“While Anglophone publishing is intensely concerned with comparative titles and where a novel fits into the landscape, contemporary Arabic publishing largely is not. As such, there is no fixed terminology used for cli fi (climate fiction) in Arabic—though there is fiction that looks much like cli fi in English.”
— Speculative Climate Futures in Arabic Literature
Personally, I think genre is bullshit and one of Western civilization's most detrimental inventions for culture at large.
#journal #reads #research #press
Warhol's MY HUSTLER cost $500 to make. Its first week at The Filmmaker's Cinematheque in New York brought in $4000 USD. The year was 1966.
It's hard to imagine being able to shoot an indy film today and make a profit after screening it in no more than one movie theatre, for months even let alone a single week.
Where did the world go so wrong.
#journal #reads
Andy Warhol sold one of his largest flower paintings to Isabelle Collin Dufresne (who would eventually adopt the moniker Ultraviolet) for today's equivalent of about $5,000 USD. Hardly comparable to some of the sums fetched by today's top working artists, but here's the thing; his rent for The Factory, the legendary space that was his art studio, production house, and entourage hangout was no more than $150, the equivalent of close to $1,500 today.
For context, the Factory was 5,000 square feet and located in Midtown Manhattan. It was by all accounts beyond dilapidated, but still a massive centrally located space in America's densest city. The best you could hope for for that kind of money today is little more than a closet and chances are it wouldn't even be so centrally located.
Another way to look at this is: The sale of one painting could cover the cost of over 3 months' rent.
#journal #reads
“Large Language Models are remarkably similar to Mary Shelley's Frankenstein monster—because they're a big, stitched-up gathering of many little dead bits and pieces, with some voltage put through them, that can sit up on the slab and talk.” — Bruce Sterling on AI for Newsweek.
Somewhat relatedly, Fast Company Middle East surveys a number of artists, including myself, on developments in AI-generated art.
#journal
Re-watching RUN LOLA RUN for the first time in over 20 years. So much stranger than I remember, with many odd narrative choices. Its cool factor is still very cool, but it's also incredibly ridiculous. The fact that the entire premise of the film stems from the anxiety of not being on time, makes it funnier than its meant to be, and also very German.
Still a lot of fun to watch, and oddly refreshing somehow.
On a completely different note, I recently discovered that before landing on BLADE RUNNER for a title, Ridley Scott considered calling his movie ANDROID. While not as inventive a title, it would've been particularly cool after having just come off a movie called ALIEN.
#journal #watches #film
Andrew Huang and Rob Scallon make a song using only their left hands.

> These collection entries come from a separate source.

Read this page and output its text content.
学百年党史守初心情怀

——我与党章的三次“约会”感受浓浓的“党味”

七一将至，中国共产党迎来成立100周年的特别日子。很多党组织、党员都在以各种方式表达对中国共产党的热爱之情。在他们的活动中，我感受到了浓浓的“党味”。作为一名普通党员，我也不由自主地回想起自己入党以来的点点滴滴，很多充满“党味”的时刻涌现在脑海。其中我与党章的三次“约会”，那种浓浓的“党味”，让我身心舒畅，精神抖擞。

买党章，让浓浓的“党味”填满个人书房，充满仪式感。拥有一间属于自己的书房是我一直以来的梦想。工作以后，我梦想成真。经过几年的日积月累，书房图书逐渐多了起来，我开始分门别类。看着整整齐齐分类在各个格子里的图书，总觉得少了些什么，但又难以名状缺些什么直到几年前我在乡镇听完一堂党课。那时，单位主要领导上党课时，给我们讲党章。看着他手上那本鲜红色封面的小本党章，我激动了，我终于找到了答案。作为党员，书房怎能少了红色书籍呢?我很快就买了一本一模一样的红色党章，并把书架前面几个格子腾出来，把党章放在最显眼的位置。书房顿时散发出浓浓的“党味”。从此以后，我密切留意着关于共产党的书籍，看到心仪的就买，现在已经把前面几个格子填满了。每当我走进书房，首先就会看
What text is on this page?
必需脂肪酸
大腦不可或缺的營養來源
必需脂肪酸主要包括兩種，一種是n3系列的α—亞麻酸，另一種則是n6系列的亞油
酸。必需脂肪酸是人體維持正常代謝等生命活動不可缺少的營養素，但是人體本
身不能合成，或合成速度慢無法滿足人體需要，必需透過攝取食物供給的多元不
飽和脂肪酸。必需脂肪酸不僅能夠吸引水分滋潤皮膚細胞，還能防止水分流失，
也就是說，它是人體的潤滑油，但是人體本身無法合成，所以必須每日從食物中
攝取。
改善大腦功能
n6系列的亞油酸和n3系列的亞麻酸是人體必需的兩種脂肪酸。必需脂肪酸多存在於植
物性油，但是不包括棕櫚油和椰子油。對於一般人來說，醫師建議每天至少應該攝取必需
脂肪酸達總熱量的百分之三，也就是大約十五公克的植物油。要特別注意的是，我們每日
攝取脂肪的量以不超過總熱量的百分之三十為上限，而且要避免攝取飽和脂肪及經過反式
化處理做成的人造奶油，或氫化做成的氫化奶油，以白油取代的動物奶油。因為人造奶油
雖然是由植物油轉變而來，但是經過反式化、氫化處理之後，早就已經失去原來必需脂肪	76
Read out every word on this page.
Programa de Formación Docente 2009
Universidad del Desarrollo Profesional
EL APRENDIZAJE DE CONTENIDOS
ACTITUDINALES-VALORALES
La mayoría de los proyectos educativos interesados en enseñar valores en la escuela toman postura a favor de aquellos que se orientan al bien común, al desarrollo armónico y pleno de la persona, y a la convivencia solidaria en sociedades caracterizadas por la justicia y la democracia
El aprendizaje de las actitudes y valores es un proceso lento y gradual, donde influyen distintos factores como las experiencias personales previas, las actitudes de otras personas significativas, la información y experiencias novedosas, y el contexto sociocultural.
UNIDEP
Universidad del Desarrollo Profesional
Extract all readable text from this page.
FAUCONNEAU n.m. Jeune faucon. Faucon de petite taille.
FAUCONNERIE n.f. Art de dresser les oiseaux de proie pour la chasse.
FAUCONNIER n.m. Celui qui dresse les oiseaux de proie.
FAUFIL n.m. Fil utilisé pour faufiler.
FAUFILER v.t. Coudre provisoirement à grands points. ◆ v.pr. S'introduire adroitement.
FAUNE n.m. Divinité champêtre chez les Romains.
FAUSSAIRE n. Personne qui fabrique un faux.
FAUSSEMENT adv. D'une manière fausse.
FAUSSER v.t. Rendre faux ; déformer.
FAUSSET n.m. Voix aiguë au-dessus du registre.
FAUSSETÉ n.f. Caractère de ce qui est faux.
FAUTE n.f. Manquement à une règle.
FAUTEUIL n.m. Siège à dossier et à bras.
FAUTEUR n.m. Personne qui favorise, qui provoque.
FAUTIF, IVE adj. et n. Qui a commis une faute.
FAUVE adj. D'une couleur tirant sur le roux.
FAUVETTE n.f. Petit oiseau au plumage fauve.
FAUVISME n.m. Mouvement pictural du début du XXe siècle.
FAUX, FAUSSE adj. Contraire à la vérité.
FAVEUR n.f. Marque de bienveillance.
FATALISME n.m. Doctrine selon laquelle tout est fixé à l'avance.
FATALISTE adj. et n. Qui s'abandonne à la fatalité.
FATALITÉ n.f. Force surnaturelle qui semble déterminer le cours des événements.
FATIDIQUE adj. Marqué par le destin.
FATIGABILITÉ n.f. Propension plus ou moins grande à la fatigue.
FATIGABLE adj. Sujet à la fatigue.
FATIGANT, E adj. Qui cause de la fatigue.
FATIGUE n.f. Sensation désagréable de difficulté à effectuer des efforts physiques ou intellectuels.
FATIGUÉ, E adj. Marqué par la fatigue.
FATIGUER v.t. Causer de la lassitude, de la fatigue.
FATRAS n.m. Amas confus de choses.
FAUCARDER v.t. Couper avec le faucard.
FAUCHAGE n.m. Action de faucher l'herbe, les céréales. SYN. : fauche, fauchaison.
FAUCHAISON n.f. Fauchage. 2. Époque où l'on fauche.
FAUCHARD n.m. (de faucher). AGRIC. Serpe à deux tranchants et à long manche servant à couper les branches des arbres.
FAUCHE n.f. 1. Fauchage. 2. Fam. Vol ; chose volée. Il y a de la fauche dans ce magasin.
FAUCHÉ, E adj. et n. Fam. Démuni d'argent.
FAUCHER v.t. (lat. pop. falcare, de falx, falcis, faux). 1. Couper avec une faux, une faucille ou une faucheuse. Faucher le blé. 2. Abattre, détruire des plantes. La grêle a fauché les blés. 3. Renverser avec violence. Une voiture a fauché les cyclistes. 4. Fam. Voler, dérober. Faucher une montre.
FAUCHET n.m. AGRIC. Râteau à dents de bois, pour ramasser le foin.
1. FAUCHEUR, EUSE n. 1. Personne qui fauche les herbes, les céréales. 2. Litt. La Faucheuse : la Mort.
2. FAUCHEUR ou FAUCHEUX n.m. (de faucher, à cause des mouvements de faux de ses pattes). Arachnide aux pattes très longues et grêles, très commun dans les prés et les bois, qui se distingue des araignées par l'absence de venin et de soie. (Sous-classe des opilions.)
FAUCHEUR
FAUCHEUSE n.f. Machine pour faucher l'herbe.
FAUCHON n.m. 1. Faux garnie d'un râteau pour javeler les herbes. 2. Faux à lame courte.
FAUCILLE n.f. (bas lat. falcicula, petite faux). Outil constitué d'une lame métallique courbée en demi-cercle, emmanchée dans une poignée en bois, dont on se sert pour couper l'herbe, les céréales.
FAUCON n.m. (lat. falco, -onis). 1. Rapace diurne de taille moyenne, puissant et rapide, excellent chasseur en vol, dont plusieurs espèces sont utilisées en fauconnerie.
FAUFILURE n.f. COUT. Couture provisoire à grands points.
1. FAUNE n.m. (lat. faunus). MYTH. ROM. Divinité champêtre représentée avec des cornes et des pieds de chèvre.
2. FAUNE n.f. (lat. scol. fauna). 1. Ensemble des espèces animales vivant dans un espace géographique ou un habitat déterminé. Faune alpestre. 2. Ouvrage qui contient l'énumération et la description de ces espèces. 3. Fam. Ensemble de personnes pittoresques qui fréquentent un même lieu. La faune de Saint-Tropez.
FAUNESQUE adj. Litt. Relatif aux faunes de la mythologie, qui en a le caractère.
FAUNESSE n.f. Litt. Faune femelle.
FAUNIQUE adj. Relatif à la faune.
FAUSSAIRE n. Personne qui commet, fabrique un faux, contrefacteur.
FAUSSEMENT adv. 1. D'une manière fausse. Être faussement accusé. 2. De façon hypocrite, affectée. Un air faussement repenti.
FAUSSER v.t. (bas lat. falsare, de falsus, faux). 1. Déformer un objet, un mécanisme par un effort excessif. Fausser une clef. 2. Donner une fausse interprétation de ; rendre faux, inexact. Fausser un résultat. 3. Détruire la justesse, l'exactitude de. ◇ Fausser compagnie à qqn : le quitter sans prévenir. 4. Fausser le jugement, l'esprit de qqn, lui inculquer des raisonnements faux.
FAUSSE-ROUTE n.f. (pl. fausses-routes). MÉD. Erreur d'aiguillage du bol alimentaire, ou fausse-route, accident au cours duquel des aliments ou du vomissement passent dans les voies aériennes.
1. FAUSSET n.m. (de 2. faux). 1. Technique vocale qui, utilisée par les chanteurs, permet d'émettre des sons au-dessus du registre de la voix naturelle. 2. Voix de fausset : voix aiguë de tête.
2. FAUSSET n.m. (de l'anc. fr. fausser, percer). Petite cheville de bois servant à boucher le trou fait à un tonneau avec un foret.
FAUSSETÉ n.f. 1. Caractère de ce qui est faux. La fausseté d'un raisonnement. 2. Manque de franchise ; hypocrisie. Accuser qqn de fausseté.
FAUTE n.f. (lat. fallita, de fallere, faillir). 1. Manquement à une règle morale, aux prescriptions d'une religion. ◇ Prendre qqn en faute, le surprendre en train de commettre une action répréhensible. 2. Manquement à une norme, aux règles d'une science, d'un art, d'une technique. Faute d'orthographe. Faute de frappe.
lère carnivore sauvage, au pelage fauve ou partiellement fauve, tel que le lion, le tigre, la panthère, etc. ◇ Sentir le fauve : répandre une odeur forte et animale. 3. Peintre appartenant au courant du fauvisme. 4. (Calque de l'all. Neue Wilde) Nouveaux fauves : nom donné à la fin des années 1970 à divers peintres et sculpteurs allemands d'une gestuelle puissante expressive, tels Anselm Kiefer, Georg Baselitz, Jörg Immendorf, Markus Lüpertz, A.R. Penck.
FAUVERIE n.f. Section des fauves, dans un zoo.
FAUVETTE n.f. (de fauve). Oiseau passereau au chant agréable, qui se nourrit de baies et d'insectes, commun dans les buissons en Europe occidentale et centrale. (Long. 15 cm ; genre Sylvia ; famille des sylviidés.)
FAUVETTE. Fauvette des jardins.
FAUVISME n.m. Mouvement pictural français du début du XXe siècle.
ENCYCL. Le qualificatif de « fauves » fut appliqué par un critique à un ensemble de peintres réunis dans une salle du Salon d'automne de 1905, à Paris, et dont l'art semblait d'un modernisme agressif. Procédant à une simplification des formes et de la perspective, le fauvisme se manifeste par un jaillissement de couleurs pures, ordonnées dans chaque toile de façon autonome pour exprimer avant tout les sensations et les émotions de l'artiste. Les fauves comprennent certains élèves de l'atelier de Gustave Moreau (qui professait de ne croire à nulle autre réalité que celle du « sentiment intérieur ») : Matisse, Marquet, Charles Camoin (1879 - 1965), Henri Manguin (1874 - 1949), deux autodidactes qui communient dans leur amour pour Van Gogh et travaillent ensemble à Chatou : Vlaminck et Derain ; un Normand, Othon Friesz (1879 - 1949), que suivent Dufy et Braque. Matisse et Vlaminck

Watching the gears in their minds at work as they arrive at solutions and encounter revelations is such a joy to observe.
Newsletter dispatched, email zero, RSS feed at 285.
It is lethally hot out (“35C, feels like 42C”), so I will stay in and tend to this unruly RSS feed with AC on full blast and many cold beverages consumed.
Watched DUNE 2 last night, it is awesome.
Inks on one TSG page remain before moving on to letters, compilation, and colors/tones where necessary. After which, all that will remain shall be one chapter only before the book is finally complete.
#journal
Syrian Cassette Archives.
Wild “cover art”. Not good-wild, more like wtf-wild.
#music #research
In celebration of ten years since the release of THE CURE, a single by musician, collaborator, and dear friend N Vs. A (AKA N Slash A), I have created new cover-art for the song's re-release:
The lyrics are as relevant to the current moment as they were 10 years ago, and the music is a glorious nod to the rock sounds of the late 90s/early aughts, which as I understand it, is making a comeback. Give it a listen here.
#work #music #coverart #illo #object #photography
Early on in my work on THE SOLAR GRID, I used to pencil pretty tight, with the inking process constituting little more than tracing. Now, I pencil very loosely.
And then work in much of the drawing directly in ink:
Also, this panel right here:
I definitely wouldn't have had the confidence to put that in there early on. I've always loved Godard's rear-view driving sequence in BREATHLESS though. How I'd love to several pages of that sort of thing in comix.
#work #comix #TSG
Despite being taunted by both a half-inked page on my table and an unfinished human-sized painting out front, I have decided to spend the day tending to my inboxes (combined at 89) and my RSS catcher (388), but also cook a bunch (Madras-spiced meatballs and spinach-rice so far, hopefully still enough time to make a big batch of granola and also fish-balls).
Should also start thinking about next week's newsletter.
Current background listening is the Theory of Everything Podcast's excellent Not All Propaganda is Art series.
Finally got around to watching OPPENHEIMER the other night btw. It was fine.